Réunion du 9 novembre 2007 à 9h30
Projet de loi de finances pour 2008 — Écologie développement et aménagement durables

Photo issue du site de l'Assemblée nationale ou de WikipediaAlain Cacheux, rapporteur spécial de la commission des finances, de l'économie générale et du plan pour l'énergie et les matières premières :

Monsieur le président, monsieur le ministre d'État, madame la secrétaire d'État chargée de l'écologie, monsieur le secrétaire d'État chargé des transports, mes chers collègues, le programme 174 « Énergie et matières premières » est l'un des douze programmes de la mission « Écologie, développement et aménagement durables ». Il représente 8,9 % des autorisations d'engagement et 9 % des crédits de paiement de la mission pour 2008.

C'est la première fois que la politique de l'énergie et des matières premières fait l'objet d'un programme à part entière.
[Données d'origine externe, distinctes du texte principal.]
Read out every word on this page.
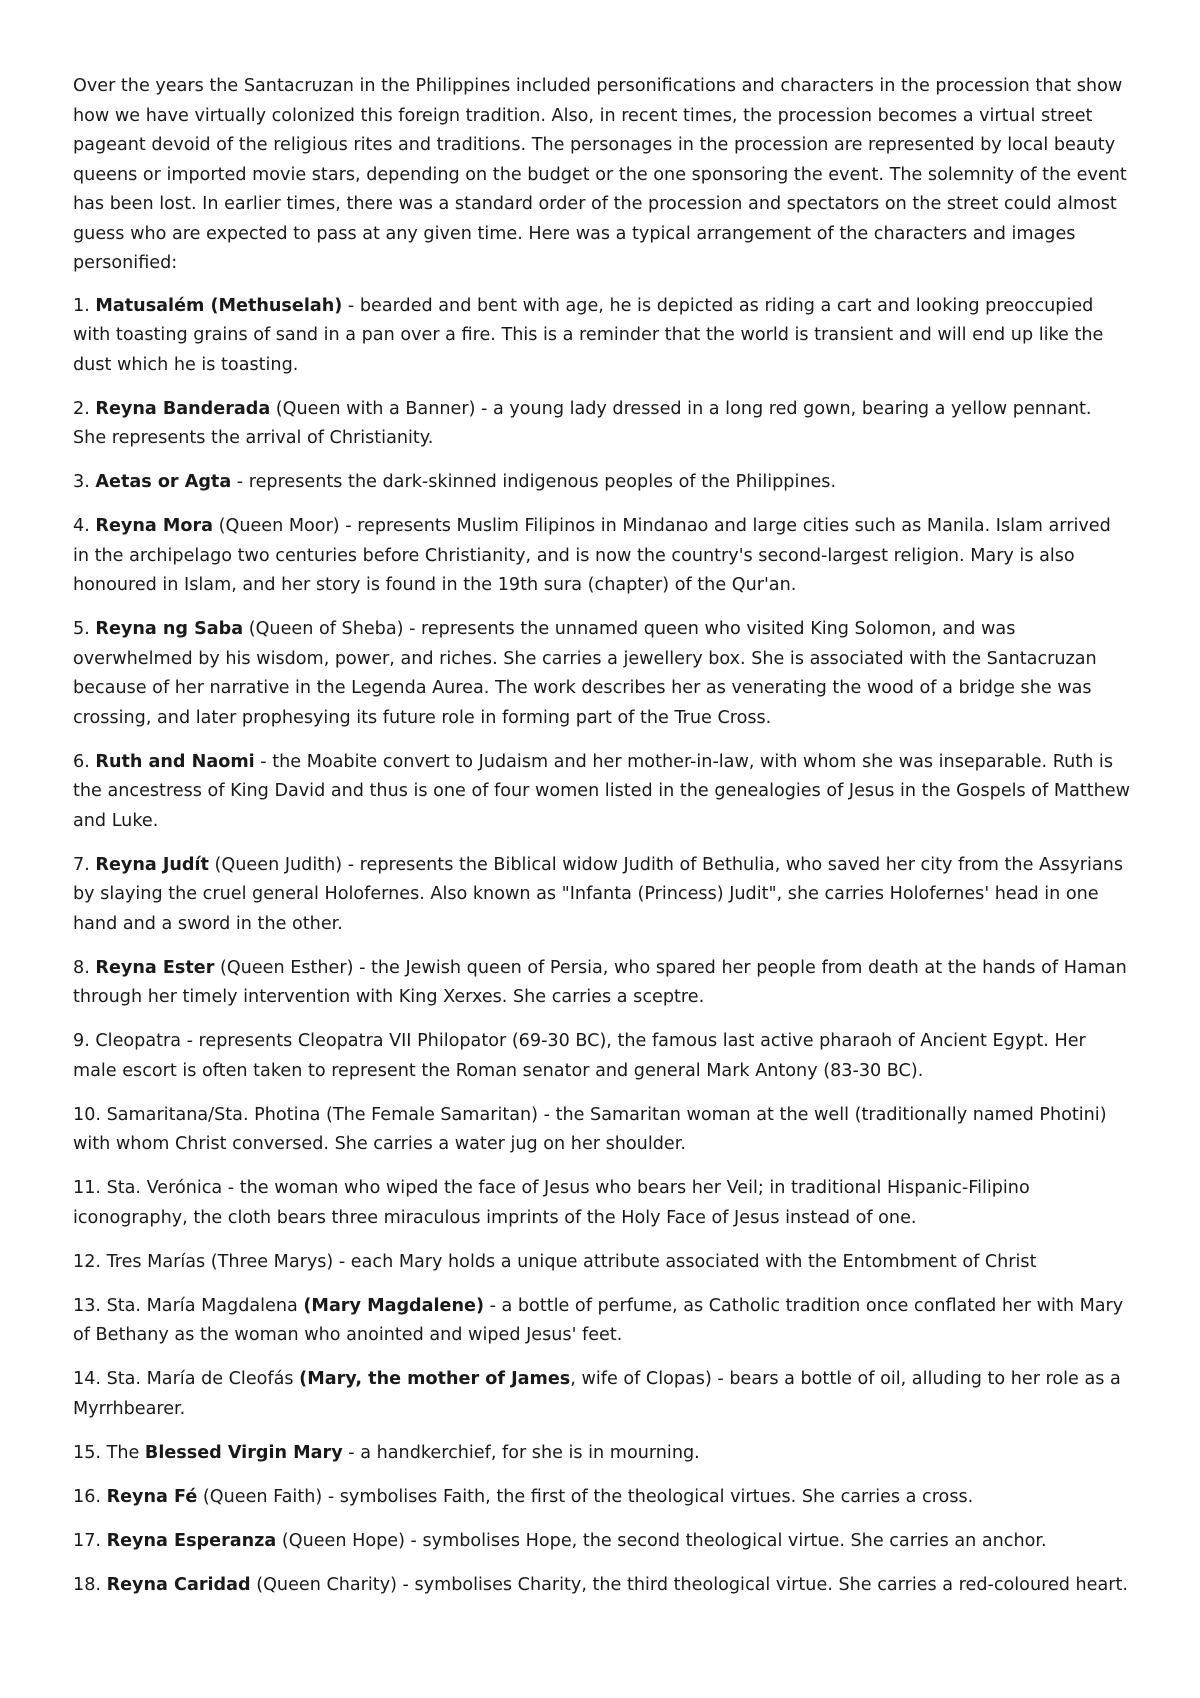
Over the years the Santacruzan in the Philippines included personifications and characters in the procession that show how we have virtually colonized this foreign tradition. Also, in recent times, the procession becomes a virtual street pageant devoid of the religious rites and traditions. The personages in the procession are represented by local beauty queens or imported movie stars, depending on the budget or the one sponsoring the event. The solemnity of the event has been lost. In earlier times, there was a standard order of the procession and spectators on the street could almost guess who are expected to pass at any given time. Here was a typical arrangement of the characters and images personified:

1. Matusalém (Methuselah) - bearded and bent with age, he is depicted as riding a cart and looking preoccupied with toasting grains of sand in a pan over a fire. This is a reminder that the world is transient and will end up like the dust which he is toasting.

2. Reyna Banderada (Queen with a Banner) - a young lady dressed in a long red gown, bearing a yellow pennant. She represents the arrival of Christianity.

3. Aetas or Agta - represents the dark-skinned indigenous peoples of the Philippines.

4. Reyna Mora (Queen Moor) - represents Muslim Filipinos in Mindanao and large cities such as Manila. Islam arrived in the archipelago two centuries before Christianity, and is now the country's second-largest religion. Mary is also honoured in Islam, and her story is found in the 19th sura (chapter) of the Qur'an.

5. Reyna ng Saba (Queen of Sheba) - represents the unnamed queen who visited King Solomon, and was overwhelmed by his wisdom, power, and riches. She carries a jewellery box. She is associated with the Santacruzan because of her narrative in the Legenda Aurea. The work describes her as venerating the wood of a bridge she was crossing, and later prophesying its future role in forming part of the True Cross.

6. Ruth and Naomi - the Moabite convert to Judaism and her mother-in-law, with whom she was inseparable. Ruth is the ancestress of King David and thus is one of four women listed in the genealogies of Jesus in the Gospels of Matthew and Luke.

7. Reyna Judít (Queen Judith) - represents the Biblical widow Judith of Bethulia, who saved her city from the Assyrians by slaying the cruel general Holofernes. Also known as "Infanta (Princess) Judit", she carries Holofernes' head in one hand and a sword in the other.

8. Reyna Ester (Queen Esther) - the Jewish queen of Persia, who spared her people from death at the hands of Haman through her timely intervention with King Xerxes. She carries a sceptre.

9. Cleopatra - represents Cleopatra VII Philopator (69-30 BC), the famous last active pharaoh of Ancient Egypt. Her male escort is often taken to represent the Roman senator and general Mark Antony (83-30 BC).

10. Samaritana/Sta. Photina (The Female Samaritan) - the Samaritan woman at the well (traditionally named Photini) with whom Christ conversed. She carries a water jug on her shoulder.

11. Sta. Verónica - the woman who wiped the face of Jesus who bears her Veil; in traditional Hispanic-Filipino iconography, the cloth bears three miraculous imprints of the Holy Face of Jesus instead of one.

12. Tres Marías (Three Marys) - each Mary holds a unique attribute associated with the Entombment of Christ

13. Sta. María Magdalena (Mary Magdalene) - a bottle of perfume, as Catholic tradition once conflated her with Mary of Bethany as the woman who anointed and wiped Jesus' feet.

14. Sta. María de Cleofás (Mary, the mother of James, wife of Clopas) - bears a bottle of oil, alluding to her role as a Myrrhbearer.

15. The Blessed Virgin Mary - a handkerchief, for she is in mourning.

16. Reyna Fé (Queen Faith) - symbolises Faith, the first of the theological virtues. She carries a cross.

17. Reyna Esperanza (Queen Hope) - symbolises Hope, the second theological virtue. She carries an anchor.

18. Reyna Caridad (Queen Charity) - symbolises Charity, the third theological virtue. She carries a red-coloured heart.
Jusqu'au projet de loi de finances pour 2008, les crédits correspondants ne représentaient en effet qu'une action de la mission « Développement et régulation économiques ». L'importance de l'énergie et des matières premières dans l'économie française est ainsi reconnue au plan budgétaire.
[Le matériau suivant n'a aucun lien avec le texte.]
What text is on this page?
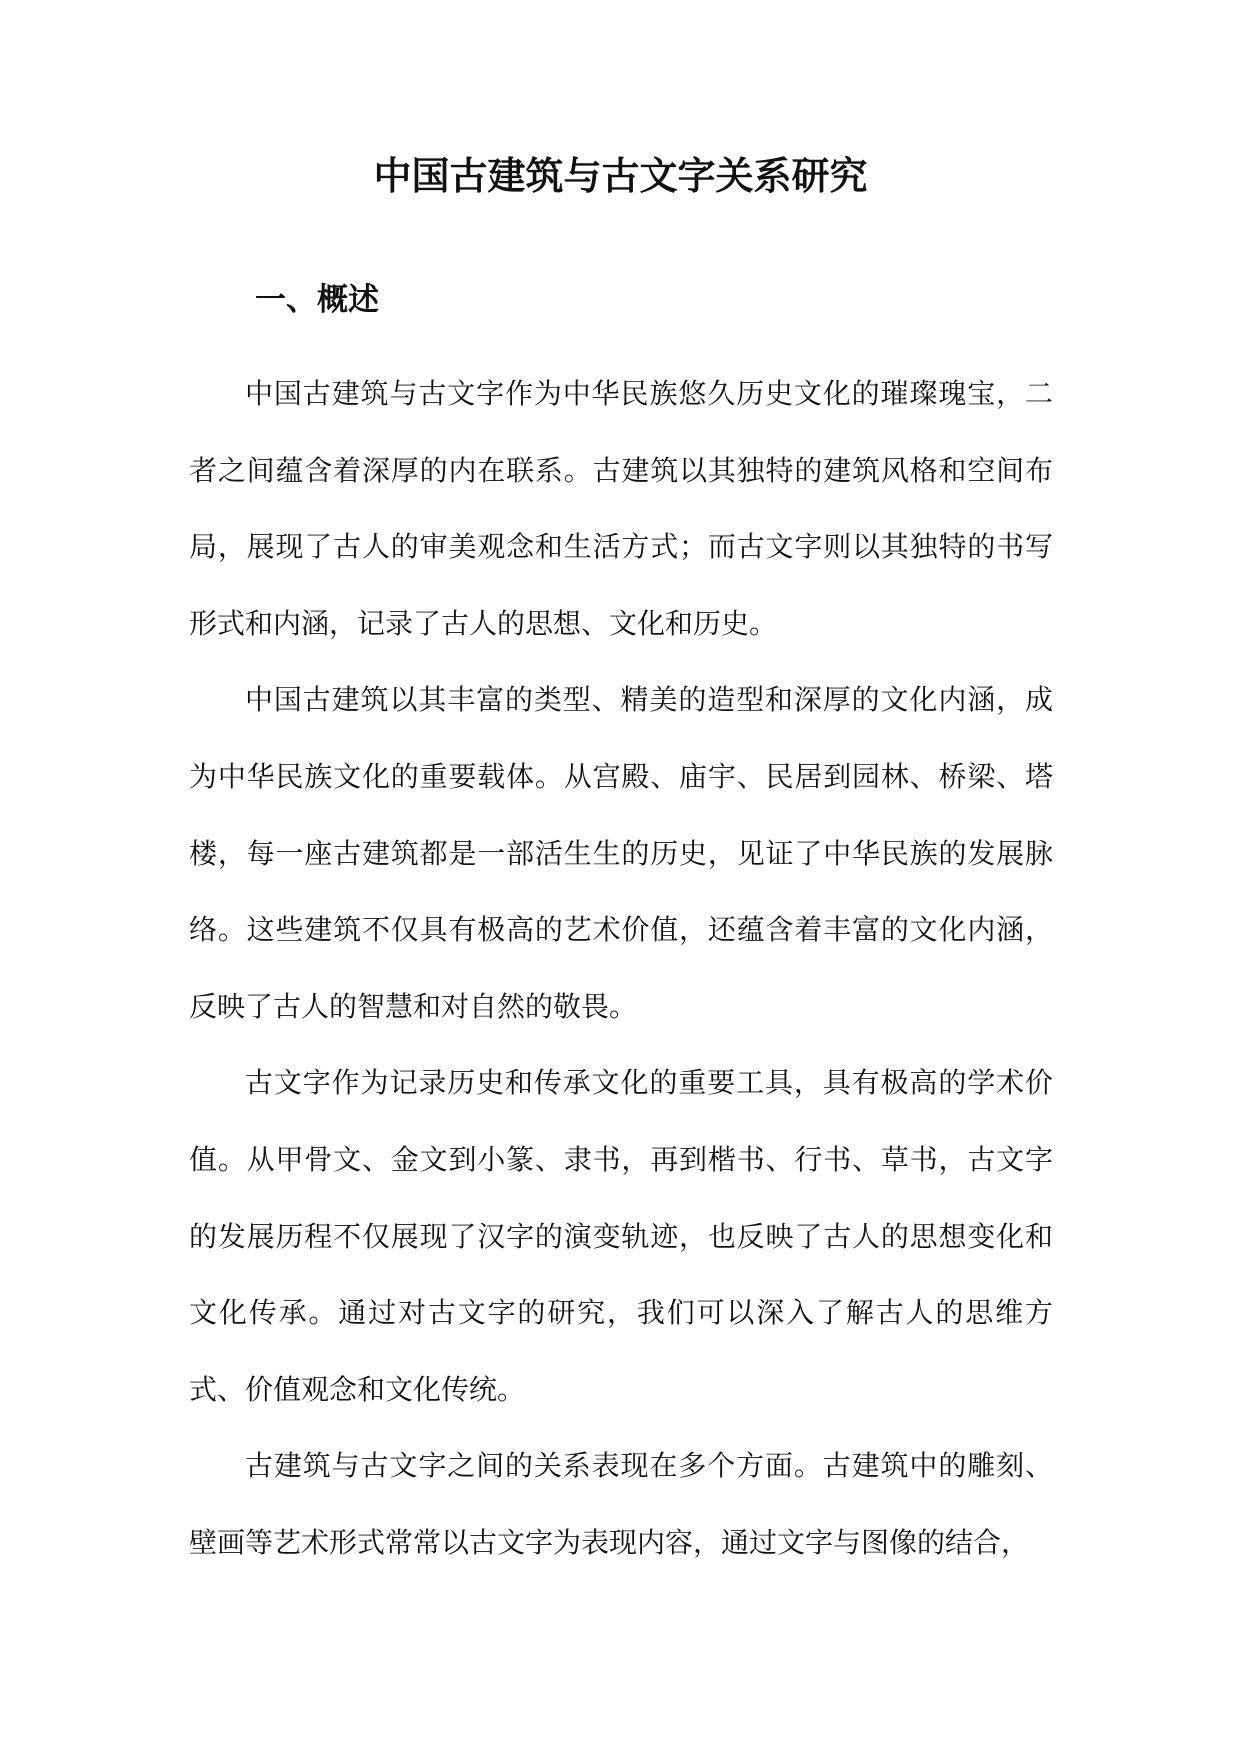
中国古建筑与古文字关系研究
一、概述

中国古建筑与古文字作为中华民族悠久历史文化的璀璨瑰宝，二者之间蕴含着深厚的内在联系。古建筑以其独特的建筑风格和空间布局，展现了古人的审美观念和生活方式；而古文字则以其独特的书写形式和内涵，记录了古人的思想、文化和历史。

中国古建筑以其丰富的类型、精美的造型和深厚的文化内涵，成为中华民族文化的重要载体。从宫殿、庙宇、民居到园林、桥梁、塔楼，每一座古建筑都是一部活生生的历史，见证了中华民族的发展脉络。这些建筑不仅具有极高的艺术价值，还蕴含着丰富的文化内涵，反映了古人的智慧和对自然的敬畏。

古文字作为记录历史和传承文化的重要工具，具有极高的学术价值。从甲骨文、金文到小篆、隶书，再到楷书、行书、草书，古文字的发展历程不仅展现了汉字的演变轨迹，也反映了古人的思想变化和文化传承。通过对古文字的研究，我们可以深入了解古人的思维方式、价值观念和文化传统。

古建筑与古文字之间的关系表现在多个方面。古建筑中的雕刻、壁画等艺术形式常常以古文字为表现内容，通过文字与图像的结合，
Toutefois, en dépit des progrès de lisibilité, il s'en faut de beaucoup pour que l'examen du projet annuel de performances pour 2008, dans son état actuel, suffise à donner une vue d'ensemble de la politique de l'énergie et des matières premières conduite par les pouvoirs publics.

Dans cette courte intervention, je vous propose de vous présenter d'abord les données budgétaires relatives à ce programme 174, de pointer ensuite les progrès qu'il convient de faire pour mieux retracer l'effort de la nation dans le domaine de l'énergie et, enfin, d'évoquer quelques sujets de l'actualité de l'énergie, d'une grande importance.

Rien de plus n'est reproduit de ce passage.